Proteomes of the aphid Macrosiphum euphorbiae in its resistance and susceptibility responses to differently compatible parasitoids.

Host insects are either susceptible or resistant to parasitoids, where resistant hosts express immunity factors and compatible parasitoids express virulence factors that may reveal the manipulation of susceptible hosts. Using proteomics we compared responses of the same host, the aphid Macrosiphum euphorbiae, challenged by a well-adapted parasitoid Aphidius nigripes or by a less adapted relative, Aphidius ervi. The host was found to be equally acceptable to both parasitoids, but while A. nigripes normally developed and killed hosts (high susceptibility), development of the incompatible A. ervi was arrested at the primary egg stage (high resistance). Two-dimensional gels at two stages of parasitism revealed divergence in patterns of protein regulation of the M. euphorbiae host, responding to A. ervi or A. nigripes, with the greatest number of protein modulations in the host resistance response. In A. ervi-resistant hosts, proPO was strongly up-regulated, as were also three cuticle proteins, suggesting a PO basis and exoskeleton reinforcement as early and late responses of M. euphorbiae to the risk of parasitism. Resistance also correlated with up-regulation of antioxidative, energy-related, cytoskeleton and heat shock proteins. In A. nigripes-susceptible hosts, various proteins implicated in host and bacterial symbiont metabolism were significantly altered, suggesting complex host nutritional modulation. Over-expression of energy-related proteins also increased when A. nigripes established and developed. Aphid proteomes of compatible and incompatible Aphidius parasitism provide an integrative basis for consolidating our knowledge of host-parasitoid interactions.

Proteomic profiling of a parasitic wasp exposed to constant and fluctuating cold exposure.

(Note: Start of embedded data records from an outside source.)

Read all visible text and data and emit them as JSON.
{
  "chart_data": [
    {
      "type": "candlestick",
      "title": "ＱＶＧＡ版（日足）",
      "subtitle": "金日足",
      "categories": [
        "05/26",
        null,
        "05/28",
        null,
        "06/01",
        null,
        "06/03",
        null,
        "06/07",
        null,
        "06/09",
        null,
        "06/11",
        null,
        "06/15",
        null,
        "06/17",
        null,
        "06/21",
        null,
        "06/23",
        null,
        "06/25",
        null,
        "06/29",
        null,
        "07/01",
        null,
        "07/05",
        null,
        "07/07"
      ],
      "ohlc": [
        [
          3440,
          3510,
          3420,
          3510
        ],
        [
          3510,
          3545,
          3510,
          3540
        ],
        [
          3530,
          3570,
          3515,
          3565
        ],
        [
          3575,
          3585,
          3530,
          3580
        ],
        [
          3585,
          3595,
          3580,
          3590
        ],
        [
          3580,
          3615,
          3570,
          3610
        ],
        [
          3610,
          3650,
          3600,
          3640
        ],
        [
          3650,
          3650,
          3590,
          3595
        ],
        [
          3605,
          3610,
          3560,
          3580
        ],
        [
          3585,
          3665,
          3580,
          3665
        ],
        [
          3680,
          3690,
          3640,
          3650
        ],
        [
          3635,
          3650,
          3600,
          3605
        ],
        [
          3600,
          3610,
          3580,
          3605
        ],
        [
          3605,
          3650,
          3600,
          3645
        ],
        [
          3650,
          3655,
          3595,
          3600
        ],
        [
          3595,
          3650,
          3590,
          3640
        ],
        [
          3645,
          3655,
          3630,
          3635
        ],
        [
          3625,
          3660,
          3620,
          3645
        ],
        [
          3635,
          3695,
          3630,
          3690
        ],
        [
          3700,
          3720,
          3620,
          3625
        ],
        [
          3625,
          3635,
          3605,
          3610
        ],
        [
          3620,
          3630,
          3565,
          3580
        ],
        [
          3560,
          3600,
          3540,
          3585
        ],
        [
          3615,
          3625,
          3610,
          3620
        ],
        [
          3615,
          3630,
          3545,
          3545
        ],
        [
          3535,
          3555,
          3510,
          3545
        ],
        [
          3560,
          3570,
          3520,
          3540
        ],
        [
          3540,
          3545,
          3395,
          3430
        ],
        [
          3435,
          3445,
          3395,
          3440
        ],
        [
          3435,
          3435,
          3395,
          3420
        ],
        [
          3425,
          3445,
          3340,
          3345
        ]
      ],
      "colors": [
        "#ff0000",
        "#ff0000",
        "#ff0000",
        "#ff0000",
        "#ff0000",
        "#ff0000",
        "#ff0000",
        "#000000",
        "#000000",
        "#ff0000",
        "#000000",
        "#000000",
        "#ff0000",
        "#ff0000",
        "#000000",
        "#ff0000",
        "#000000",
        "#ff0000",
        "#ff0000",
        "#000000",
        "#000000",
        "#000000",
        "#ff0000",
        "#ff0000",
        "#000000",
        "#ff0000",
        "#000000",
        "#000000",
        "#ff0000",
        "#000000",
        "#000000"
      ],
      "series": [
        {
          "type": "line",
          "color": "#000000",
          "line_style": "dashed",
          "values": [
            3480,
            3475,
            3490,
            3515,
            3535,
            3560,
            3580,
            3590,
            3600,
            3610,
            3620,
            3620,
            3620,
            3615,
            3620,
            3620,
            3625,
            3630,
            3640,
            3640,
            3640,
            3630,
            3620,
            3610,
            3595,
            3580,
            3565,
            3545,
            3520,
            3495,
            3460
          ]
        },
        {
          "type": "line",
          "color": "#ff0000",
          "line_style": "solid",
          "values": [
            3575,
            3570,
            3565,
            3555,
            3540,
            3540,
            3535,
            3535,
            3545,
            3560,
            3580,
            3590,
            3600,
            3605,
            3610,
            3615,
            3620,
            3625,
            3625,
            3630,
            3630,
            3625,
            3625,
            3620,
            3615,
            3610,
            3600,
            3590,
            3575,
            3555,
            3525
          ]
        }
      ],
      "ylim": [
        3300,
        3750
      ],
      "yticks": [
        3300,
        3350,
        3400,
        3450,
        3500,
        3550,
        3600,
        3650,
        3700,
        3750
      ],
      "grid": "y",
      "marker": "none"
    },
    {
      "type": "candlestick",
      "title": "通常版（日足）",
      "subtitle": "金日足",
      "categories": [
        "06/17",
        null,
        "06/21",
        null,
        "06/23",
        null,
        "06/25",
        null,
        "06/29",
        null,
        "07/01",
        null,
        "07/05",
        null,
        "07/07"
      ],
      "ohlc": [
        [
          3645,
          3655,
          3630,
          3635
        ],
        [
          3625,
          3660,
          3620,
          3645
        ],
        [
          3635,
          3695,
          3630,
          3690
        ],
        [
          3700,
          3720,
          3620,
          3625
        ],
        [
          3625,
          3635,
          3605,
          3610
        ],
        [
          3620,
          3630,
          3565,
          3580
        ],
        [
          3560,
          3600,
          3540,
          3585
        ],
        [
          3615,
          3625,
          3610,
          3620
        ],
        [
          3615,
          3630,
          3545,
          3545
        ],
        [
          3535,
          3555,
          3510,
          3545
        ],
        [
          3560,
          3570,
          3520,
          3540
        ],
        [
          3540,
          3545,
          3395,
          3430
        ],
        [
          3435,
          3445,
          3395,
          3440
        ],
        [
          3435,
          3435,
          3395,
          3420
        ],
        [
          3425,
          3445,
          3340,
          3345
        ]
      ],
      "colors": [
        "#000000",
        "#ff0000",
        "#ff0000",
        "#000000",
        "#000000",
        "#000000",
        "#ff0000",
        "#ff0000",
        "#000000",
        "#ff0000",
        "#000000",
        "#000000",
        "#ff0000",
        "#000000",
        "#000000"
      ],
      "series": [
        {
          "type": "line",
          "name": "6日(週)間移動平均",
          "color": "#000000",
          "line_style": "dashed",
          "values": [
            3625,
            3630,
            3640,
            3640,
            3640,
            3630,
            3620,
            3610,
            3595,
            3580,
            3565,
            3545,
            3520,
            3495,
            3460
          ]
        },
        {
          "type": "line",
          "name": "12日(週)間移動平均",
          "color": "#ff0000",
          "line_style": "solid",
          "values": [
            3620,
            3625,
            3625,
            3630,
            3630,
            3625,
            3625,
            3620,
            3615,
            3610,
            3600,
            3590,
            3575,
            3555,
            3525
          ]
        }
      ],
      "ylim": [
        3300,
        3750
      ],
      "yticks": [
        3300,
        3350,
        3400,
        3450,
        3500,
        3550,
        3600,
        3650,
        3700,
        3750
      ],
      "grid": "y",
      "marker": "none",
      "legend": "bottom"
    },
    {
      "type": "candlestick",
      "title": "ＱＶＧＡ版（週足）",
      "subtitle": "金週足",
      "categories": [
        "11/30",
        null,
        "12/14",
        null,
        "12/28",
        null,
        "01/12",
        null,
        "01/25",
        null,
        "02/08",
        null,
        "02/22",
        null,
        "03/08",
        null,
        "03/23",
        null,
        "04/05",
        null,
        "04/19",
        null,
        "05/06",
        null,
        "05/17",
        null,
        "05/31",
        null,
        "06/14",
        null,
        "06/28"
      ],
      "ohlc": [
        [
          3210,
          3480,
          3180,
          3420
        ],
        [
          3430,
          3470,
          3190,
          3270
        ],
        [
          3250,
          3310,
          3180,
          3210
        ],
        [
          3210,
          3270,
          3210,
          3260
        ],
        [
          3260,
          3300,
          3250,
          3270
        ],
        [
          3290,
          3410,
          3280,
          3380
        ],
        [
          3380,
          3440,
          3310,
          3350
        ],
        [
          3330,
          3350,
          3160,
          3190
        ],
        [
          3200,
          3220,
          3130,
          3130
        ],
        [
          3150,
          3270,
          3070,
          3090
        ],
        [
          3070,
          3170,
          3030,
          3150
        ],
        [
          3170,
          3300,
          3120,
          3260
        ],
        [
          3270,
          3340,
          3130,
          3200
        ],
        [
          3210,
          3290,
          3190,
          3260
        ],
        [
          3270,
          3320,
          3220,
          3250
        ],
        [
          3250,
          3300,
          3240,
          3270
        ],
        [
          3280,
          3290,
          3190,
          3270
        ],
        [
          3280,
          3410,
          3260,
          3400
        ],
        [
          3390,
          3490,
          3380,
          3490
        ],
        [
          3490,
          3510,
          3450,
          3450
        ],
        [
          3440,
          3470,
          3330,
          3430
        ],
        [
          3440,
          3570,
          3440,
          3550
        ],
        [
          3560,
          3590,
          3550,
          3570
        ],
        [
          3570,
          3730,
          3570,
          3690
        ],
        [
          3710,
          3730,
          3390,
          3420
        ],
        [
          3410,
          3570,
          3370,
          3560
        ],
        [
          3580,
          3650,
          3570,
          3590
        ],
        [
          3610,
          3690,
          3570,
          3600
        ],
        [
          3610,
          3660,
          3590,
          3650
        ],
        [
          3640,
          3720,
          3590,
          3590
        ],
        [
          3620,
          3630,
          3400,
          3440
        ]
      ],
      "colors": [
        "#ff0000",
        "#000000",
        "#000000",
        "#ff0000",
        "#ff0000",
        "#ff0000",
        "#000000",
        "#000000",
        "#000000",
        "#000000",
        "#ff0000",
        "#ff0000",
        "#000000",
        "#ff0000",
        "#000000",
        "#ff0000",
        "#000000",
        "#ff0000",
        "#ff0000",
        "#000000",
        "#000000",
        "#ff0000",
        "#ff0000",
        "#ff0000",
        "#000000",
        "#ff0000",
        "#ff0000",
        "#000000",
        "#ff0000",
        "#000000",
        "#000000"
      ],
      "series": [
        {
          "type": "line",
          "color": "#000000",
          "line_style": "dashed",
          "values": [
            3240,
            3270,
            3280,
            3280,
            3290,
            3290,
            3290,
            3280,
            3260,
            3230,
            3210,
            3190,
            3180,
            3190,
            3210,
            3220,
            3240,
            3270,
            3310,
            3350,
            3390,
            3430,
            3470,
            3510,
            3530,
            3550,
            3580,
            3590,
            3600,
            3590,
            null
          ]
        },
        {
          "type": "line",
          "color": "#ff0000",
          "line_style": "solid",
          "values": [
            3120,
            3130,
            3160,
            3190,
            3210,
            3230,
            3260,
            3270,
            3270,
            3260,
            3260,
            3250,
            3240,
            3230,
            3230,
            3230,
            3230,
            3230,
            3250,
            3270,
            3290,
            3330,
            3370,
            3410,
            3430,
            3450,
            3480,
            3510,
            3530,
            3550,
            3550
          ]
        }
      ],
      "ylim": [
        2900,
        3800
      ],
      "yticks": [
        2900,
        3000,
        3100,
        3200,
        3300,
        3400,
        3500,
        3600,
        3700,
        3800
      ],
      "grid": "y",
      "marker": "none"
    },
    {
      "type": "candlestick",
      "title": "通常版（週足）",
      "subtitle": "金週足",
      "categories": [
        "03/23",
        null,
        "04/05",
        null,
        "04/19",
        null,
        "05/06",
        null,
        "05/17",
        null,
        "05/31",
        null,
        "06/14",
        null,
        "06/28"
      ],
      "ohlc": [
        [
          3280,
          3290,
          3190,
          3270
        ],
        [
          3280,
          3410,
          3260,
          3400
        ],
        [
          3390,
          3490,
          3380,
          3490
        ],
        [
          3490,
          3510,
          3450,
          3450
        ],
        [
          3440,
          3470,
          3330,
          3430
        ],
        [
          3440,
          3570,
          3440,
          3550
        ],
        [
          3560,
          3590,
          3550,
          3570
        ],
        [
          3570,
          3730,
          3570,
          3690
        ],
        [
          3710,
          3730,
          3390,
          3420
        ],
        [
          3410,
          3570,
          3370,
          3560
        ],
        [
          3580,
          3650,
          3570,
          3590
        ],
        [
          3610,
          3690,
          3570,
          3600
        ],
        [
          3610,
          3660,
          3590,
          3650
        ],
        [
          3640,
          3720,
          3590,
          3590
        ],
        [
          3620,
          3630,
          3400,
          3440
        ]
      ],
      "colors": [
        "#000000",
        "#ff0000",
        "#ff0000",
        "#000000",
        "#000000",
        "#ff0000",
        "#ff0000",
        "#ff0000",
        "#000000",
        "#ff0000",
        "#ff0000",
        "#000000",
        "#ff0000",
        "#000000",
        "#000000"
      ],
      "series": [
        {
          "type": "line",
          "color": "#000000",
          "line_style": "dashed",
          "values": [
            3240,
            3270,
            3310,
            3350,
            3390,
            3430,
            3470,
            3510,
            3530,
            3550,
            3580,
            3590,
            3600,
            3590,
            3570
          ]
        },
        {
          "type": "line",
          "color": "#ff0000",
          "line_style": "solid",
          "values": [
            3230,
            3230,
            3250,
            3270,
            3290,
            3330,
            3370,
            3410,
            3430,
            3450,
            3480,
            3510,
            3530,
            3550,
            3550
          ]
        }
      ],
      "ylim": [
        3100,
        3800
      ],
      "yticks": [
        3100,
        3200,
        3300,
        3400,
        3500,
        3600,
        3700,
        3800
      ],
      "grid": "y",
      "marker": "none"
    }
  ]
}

When insects are exposed to fluctuating thermal regimes (FTRs) (i.e., cold exposure alternating with periodic short pulses to high temperature), in contrast to constant low temperature (CLT), mortality due to accumulation of chill injuries is markedly reduced. To investigate the physiological processes behind the positive impact of FTR, based on a holistic approach, two-dimensional electrophoresis (2-DE) analysis were performed with the parasitic wasp Aphidius colemani. Parasitoid proteomes revealed 369 well-distinguishable protein spots, where the overall response to cold exposure was clearly specific to treatments (CLT versus FTR). The reduced mortality under FTR was associated with up-regulation of several proteins playing key roles in energy metabolism (glycolysis, TCA cycle, synthesis and conversion of ATP), protein chaperoning (Hsp70/Hsp90), and protein degradation (proteasome). Our results also support the idea that cytoskeleton components, particularly actin arrangement, could play a role in the higher survival rates of insects under FTR.